For my situation it is the opposite. I am injecting colder, (relatively)drier air in into warmer, dryish air(30-50%). It may be that my internal air is even dryer than that but for the outside air bringing in enough moisture to raise my humidity to present levels. :)

DF("doesn't matter if out side RH is low once cold and hot meet there is Rain just look at the weather station where cold fronts and warm fronts meet this is what was happening in my room and probably many other grow room with direct outside air in colder climate areas") You are looking at it backwards. If the cold airmass is at 100%humidity, regardless of its temperature(relative typical environmental temperatures), if it is injected into a warm airmass at any temp(within typical environment temp range) with a RH of less than 50%, it will not cause precipitation. The reason is that the heat energy in the warm air will mix with the cold air and the total air mass will settle to a temperature that is lower than the original warm air temp but higher than the original cold air temp. While the warm air will contract some, at 50%RH it has enough room to contract without reaching saturation.

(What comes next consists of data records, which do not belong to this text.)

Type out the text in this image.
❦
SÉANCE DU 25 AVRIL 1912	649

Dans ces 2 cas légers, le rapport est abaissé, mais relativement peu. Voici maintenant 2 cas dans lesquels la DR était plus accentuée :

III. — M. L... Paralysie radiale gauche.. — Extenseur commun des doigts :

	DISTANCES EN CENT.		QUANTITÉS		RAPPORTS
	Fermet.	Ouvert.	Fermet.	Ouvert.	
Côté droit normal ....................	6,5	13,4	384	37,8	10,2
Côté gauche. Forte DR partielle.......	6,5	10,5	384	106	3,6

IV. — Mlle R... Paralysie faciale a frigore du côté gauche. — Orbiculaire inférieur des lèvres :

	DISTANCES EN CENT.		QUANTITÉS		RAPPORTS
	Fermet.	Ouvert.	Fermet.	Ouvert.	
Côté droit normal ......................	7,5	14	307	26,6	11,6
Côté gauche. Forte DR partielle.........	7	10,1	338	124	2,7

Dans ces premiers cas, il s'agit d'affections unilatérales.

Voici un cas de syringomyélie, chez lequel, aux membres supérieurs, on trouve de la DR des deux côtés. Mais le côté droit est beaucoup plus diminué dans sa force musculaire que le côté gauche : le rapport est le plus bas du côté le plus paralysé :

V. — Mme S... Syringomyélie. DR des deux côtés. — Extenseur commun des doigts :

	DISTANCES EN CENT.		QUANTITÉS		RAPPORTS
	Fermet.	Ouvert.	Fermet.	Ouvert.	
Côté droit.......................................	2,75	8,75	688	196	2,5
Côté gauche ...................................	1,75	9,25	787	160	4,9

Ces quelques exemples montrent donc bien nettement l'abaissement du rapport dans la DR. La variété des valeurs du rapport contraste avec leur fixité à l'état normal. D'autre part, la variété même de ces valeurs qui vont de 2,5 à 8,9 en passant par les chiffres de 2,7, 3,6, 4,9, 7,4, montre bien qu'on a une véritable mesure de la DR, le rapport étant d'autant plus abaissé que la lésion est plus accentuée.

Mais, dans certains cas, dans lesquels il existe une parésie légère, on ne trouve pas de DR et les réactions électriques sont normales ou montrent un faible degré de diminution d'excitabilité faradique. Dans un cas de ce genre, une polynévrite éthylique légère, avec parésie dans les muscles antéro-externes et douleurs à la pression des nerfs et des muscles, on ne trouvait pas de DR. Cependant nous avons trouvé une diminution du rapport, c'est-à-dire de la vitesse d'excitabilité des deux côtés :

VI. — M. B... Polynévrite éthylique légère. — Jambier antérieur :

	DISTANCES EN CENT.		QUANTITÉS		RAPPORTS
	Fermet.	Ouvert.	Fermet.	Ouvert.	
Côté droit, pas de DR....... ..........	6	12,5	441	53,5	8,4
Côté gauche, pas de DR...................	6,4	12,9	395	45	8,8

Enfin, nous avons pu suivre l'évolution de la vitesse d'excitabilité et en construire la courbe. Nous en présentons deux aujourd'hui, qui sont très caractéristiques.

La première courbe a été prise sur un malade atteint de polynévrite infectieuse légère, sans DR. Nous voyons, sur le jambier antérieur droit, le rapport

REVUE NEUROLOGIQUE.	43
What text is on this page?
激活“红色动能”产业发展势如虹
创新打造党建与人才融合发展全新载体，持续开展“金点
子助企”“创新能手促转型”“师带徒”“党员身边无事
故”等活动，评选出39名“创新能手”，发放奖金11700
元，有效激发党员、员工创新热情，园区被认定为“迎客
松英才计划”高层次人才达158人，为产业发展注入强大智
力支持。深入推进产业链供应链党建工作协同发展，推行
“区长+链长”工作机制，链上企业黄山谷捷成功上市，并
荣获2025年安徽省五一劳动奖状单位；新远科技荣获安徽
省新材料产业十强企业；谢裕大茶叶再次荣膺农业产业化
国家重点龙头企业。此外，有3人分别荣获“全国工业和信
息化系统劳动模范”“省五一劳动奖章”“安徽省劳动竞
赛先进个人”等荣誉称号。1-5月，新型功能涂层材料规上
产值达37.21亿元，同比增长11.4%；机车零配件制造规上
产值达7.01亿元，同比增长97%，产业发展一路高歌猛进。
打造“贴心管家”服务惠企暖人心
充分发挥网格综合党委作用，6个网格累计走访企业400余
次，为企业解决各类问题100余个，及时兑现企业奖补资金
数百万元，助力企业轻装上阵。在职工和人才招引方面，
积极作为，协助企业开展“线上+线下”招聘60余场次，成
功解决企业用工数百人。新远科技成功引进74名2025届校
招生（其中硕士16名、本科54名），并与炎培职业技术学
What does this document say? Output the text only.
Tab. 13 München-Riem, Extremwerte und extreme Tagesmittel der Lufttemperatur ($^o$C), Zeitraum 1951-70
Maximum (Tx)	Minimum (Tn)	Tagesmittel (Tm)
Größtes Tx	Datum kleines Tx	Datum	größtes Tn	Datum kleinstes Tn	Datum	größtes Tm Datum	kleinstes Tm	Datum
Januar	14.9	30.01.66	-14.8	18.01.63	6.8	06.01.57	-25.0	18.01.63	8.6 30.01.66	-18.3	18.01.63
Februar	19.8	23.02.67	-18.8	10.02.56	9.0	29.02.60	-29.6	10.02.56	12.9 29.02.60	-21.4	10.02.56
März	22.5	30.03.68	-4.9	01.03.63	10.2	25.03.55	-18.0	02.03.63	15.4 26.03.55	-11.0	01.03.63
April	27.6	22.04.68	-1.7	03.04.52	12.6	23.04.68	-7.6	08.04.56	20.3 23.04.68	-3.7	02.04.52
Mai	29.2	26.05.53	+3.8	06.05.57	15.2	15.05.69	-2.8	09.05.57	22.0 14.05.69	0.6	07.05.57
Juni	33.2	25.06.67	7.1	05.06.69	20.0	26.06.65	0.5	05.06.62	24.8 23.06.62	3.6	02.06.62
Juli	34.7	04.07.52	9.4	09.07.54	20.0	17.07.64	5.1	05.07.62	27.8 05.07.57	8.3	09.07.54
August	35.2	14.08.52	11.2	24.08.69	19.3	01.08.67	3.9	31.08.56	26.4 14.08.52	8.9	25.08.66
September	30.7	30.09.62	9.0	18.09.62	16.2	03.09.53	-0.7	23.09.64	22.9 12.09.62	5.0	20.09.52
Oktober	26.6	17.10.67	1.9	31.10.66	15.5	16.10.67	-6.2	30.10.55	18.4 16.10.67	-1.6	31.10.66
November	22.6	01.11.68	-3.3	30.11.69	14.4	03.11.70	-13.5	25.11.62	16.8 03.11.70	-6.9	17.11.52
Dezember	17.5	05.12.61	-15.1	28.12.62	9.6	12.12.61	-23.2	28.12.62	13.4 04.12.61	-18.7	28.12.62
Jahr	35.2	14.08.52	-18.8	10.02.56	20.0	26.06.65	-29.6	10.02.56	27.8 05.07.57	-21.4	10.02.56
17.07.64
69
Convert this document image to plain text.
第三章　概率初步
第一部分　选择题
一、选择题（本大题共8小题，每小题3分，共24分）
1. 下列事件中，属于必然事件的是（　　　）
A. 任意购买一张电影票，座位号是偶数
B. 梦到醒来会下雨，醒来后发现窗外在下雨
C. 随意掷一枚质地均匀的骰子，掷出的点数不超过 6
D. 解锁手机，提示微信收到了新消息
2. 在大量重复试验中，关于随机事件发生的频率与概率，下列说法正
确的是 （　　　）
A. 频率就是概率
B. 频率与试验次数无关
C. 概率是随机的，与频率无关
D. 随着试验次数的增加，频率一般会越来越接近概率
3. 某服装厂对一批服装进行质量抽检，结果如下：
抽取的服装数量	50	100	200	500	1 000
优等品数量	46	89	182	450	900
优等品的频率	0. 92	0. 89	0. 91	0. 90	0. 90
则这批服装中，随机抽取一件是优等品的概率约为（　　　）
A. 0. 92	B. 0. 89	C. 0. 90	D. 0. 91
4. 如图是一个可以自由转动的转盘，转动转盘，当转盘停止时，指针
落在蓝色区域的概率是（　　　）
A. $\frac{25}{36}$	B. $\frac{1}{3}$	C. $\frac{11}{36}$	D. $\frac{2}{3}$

At the same time the cold air will expand from the heat energy, which will cause its water holding capacity to increase which will lower its relative humidity (which already has less water in it because it being cold can't hold as much water as warmer air).

Now if you were injecting warm moist(75%RH) air into cold air that is at 50%RH then you would have a condensation issue as the lowering of the net air temp would mean less water holding capacity for the already high RH warm air. You have to look at it in terms of capacity and saturation of the air masses and the amount of difference between the two air masses. :)
 
I'm using my iPad & my picture sizes are to big to upload :-(

My 6" exhaust fan pulls 552 m3/h and my intake is 325 m3/h my current outside temp is -4 degrees c my room temp is 10 degrees c and my room outside the tent but inside the ply boarding is 20 degrees c my grow area varies from 27 degrees c to 30 degrees c depending on if and when my fans are running thru my temp controller, I run a hydro setup 4 pot, I have a small fish tank pump circulating the nutrients in the res with an air stone and fish tank 100w heater to keep the nutrients warm, my r/h is currently 35, how's this sound senior growers?
 
That all sounds solid. The grow temps can be a bit lower. I wouldn't allow it to go higher than 28c in the grow area and ideal temp would be around 24c. And you want to maintain about 18c in the hydro tank but don't let it get any lower than 15c, no higher than 20c. :)
 
Cheers for the info hush, my ph is currently 4.2 will this have any bad effects on the plants? I would top up the res to bring the ph up to around 5.4 ish but it's pretty full at the minute
 
Sparkie said:
Cheers for the info hush, my ph is currently 4.2 will this have any bad effects on the plants? I would top up the res to bring the ph up to around 5.4 ish but it's pretty full at the minute

Yes. If your pH is at 4.2, you might as well be running straight water. At that pH level, the nutrients are not available to the plants. It is critical with hydro that you keep your pH levels between about 5.3 to 6.0, with 5.8 being what most strive for. I do like a little drift, but 4.2 is way way too low. You need to correct that now. What do you use for pH up and down
 
I am with THG, you need to adjust your ph up as soon as possible. 4.2 is ridiculously low. I don't do a lot of hydro but I do know you need ph up and down, a good ph meter and a ppm meter.